Gamzu began to speak again about his experiences with Gemulah in Jerusalem. Many a time her life had hung by a thread, and had not the Holy One helped him, he would not have been able to endure his distress for a single day. But God’s mercies are great. He sends a man afflictions, but He also gives him the strength to withstand them.
I do not remember the exact sequence of Gamzu’s remarks, but I recall that he told me again about the garment, and in bringing this to mind made mention of his teacher. Having spoken of him, he also mentioned the time of his youth, which he had spent as a student in yeshivas.

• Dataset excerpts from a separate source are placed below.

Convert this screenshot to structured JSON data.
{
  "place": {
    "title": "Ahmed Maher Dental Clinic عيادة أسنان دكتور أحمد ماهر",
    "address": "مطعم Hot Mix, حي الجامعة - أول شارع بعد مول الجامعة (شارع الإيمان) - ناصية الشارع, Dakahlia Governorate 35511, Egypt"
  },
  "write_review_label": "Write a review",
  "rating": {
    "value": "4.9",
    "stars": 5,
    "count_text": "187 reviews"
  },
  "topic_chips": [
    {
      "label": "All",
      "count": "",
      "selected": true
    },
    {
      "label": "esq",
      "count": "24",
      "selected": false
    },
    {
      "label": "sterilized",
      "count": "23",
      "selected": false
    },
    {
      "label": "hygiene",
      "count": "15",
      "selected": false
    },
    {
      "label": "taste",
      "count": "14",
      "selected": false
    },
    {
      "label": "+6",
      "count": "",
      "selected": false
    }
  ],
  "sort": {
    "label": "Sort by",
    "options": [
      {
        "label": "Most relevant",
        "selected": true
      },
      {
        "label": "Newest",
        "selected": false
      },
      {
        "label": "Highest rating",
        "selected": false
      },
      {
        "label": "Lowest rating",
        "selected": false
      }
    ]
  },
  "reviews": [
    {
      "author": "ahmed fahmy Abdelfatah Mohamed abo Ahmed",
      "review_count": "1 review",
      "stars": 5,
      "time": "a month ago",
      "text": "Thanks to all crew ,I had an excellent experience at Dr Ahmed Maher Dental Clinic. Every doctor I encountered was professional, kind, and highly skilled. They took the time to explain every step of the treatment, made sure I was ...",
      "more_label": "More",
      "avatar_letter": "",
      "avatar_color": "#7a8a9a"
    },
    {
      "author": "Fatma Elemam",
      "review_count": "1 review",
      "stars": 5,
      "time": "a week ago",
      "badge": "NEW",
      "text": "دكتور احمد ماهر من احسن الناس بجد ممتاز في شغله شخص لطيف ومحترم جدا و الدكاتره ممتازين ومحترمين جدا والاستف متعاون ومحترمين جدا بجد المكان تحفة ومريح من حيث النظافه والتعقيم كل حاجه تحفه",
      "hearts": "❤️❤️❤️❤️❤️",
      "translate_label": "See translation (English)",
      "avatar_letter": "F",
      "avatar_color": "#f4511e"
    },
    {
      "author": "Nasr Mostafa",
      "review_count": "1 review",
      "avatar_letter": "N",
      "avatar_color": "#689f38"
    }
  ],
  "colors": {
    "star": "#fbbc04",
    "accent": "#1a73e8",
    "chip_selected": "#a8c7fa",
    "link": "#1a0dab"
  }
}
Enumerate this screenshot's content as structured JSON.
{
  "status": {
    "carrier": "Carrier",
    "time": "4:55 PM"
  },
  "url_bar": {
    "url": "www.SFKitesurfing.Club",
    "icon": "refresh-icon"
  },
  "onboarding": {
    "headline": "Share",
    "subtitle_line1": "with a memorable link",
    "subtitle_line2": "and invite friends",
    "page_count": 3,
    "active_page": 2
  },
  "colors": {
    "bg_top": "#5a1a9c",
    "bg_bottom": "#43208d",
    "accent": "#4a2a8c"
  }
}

You know Gamzu as a man with many connections, in demand among scholars of the East and West alike for books and manuscripts. But he had begun as any other yeshiva student, boarding out on the charity of the local townspeople. Once a certain householder sent him to buy a copy of the Concise Shulhan Arukh. At the bookseller’s he came across a book quite different from the rest. Every other line of print was indented, and every word had vowel points; some lines resembled the Great Hymn of Praise sung by the ministering angels, some the confessional Al Het. He looked at it for a long while, full of wonder; never in his life had he seen a book like this. The bookseller watched him, and told him he could have it for forty kreutzer. For a yeshiva student, forty kreutzer was a large sum; even if he sold his long coat, he would not get that amount for it. But he had a box which a carpenter had made him in return for giving lessons to his son. It was something of a luxury, since all his possessions, apart from the clothes which he stood up in, could be wrapped in his shirt; but it gave him the kind of pleasure one feels in owning an article of intrinsic beauty. He gave his box to the bookseller and received the book. It was the divan of the poems of Judah Halevi, edited by S. D. Luzzatto. He read it again and again, until he knew all the poems by heart. And still he was unsatisfied. He began to pore over festival prayers and penitential hymns and elegies and old prayer books, reading and transcribing for himself. He could not afford the paper to copy down all the things he liked, so he noted down only the opening lines as reminders. Because he was so fastened to poetry, he came unfastened at the yeshiva. Accordingly he went and hired himself out to a bookseller. The shopkeeper could see that he knew a great deal, and sent him out to widows with the books of their husbands left on their hands, as well as to the “enlightened” rich who were clearing their homes of sacred literature. In time he began to make his own purchases. Later, he started traveling to far-off countries, and still later, to lands which no European had ever crossed. He reached the farthest edge of the desert and brought out books and manuscripts of which the most eminent bibliographers had no knowledge, as well as divans by anonymous poets who in their holiness and humility had left no record of their names.